Maybe you're thinking of Serpent's Reach? With the giant insects called majat?

"The humans consist of Kontrin, made essentially immortal by the majat; betas, humanity leading ordinary lives but whose first generation were psychsetted azi; and azi, produced by the betas, raised and programmed on deeptape, and dead reliably at forty. The majat are hive beings, sharing mind and memories. The Kontrin feud, the majat feud, the betas try to get on with their lives and not get in the way, and the azi have no choice, ever.

"Raen is a Kontrin, born to immense wealth and power. She’s fifteen when her whole family is killed. She takes refuge with the hives, and tries to take vengeance ... ."

(From Jo Walton's review on Tor.com.)

kore: (Default)

[personal profile] kore 2018-05-26 06:54 am (UTC)(link)
This was one of the first Cherryh books I ever read, and I remember loving it, altho I haven't reread it in...decades?
chomiji: An image of a classic spiral galaxy (galaxy)

[personal profile] chomiji 2018-05-27 01:14 am (UTC)(link)

I took the incurious nature of the colonists as a result of the azi being basically left in charge of everything.
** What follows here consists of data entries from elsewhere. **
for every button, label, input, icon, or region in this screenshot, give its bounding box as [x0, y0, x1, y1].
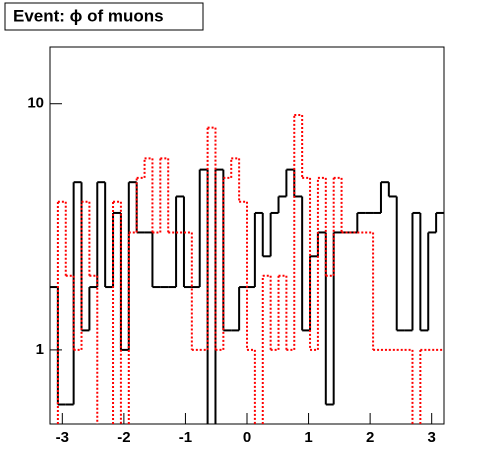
x-tick-label: -3 [56, 429, 69, 446]
x-tick-label: 3 [428, 429, 436, 446]
title-box [4, 2, 204, 31]
chart-title: Event: ϕ of muons [13, 6, 164, 25]
x-tick-label: 0 [243, 429, 251, 446]
y-tick-label: 10 [27, 95, 44, 112]
x-tick-label: 2 [366, 429, 374, 446]
y-tick-label: 1 [36, 341, 44, 358]
plot-area [50, 113, 444, 424]
x-tick-label: -2 [117, 429, 130, 446]
x-tick-label: 1 [304, 429, 312, 446]
x-tick-label: -1 [179, 429, 192, 446]
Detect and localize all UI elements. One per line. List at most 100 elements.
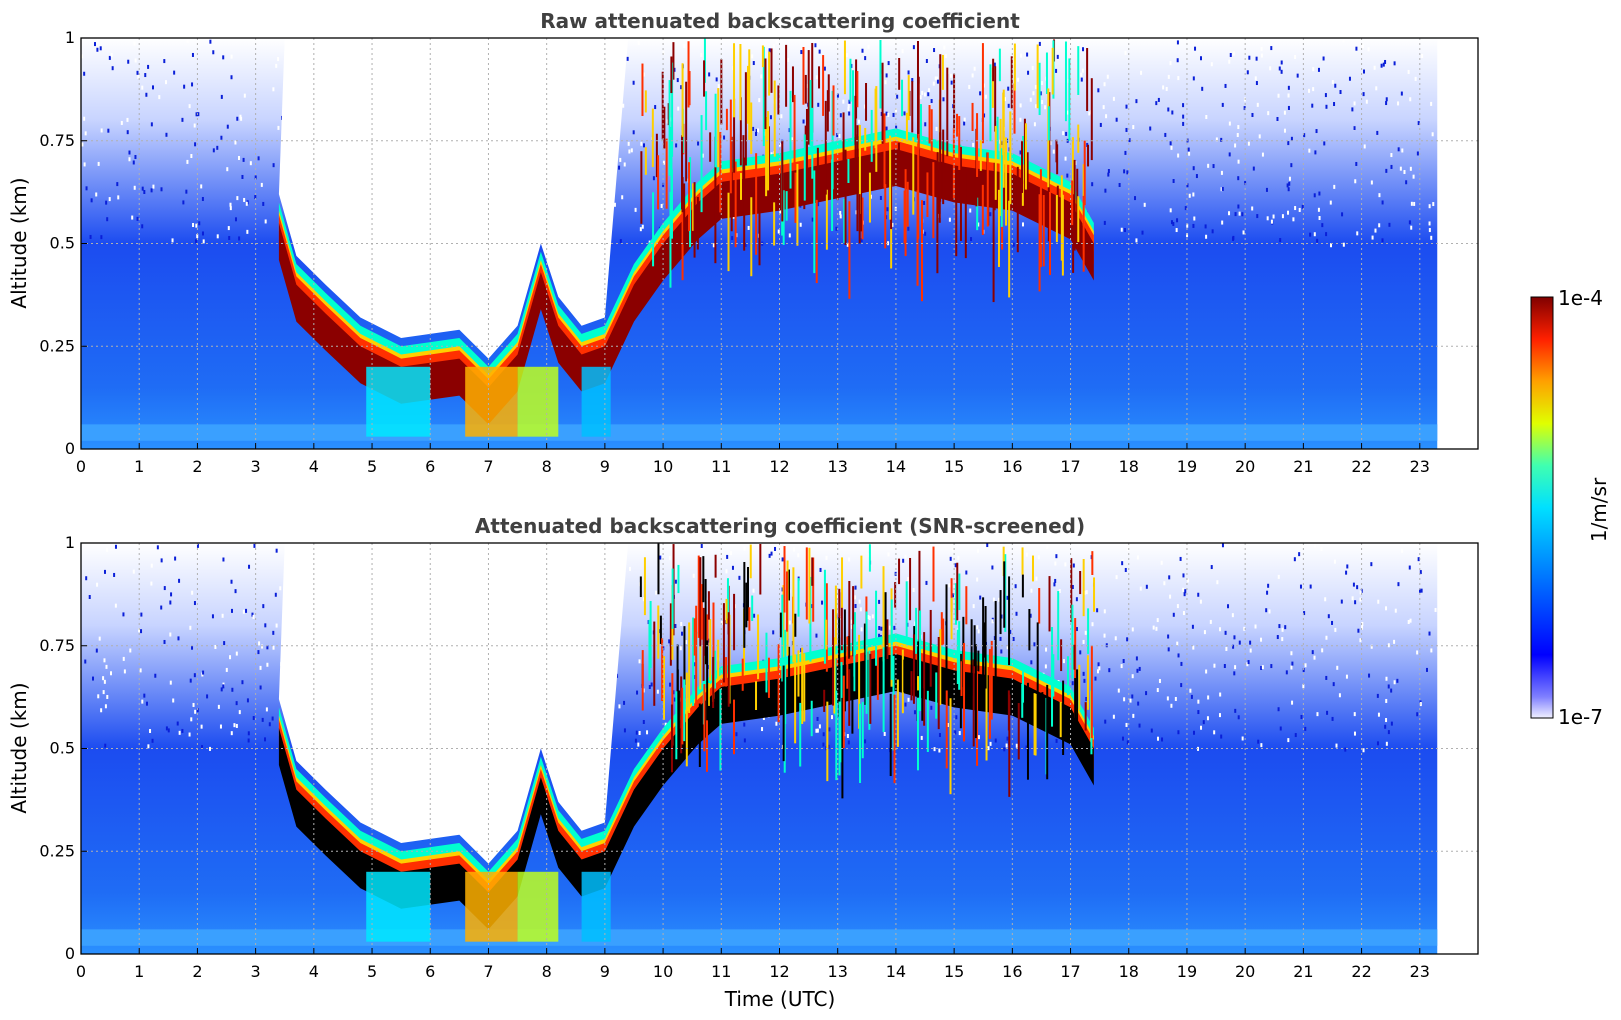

They were supposed to be the worker bees and so their whole culture ended up being very inward-focused, gardening the world rather than exploring it.

The Styx-vs.-Cloud thing was so anvil-y that I almost lost patience. Yes, the Styx guys were fucking barbarians, and Dr. Jerkface goes native because he's a would-be alpha male. I get it.

I did like the scene after the disastrous battle when McGee tries to communicate with the Calibans and the whole thing goes beautifully, wildly out of control.

[personal profile] indywind 2018-05-31 07:38 pm (UTC)(link)
I feel like the incurious colonists is one of those cases where realism doesn't make for very good storytelling.

Because many people are not very curious about the the mysteries of nature around them and are mostly focused on seeing to their daily comfort and convenience -- only a minority of a randomly-selected population are curious and exploration-minded. We just usually tell adventure stories about those ones because the result is more interesting (and because readers of scifi/fantasy/adventure we identify more with them), so selection bias makes it seem like incuriosity is weird and curiosity is more natural and common, when depending on the population it might be the opposite.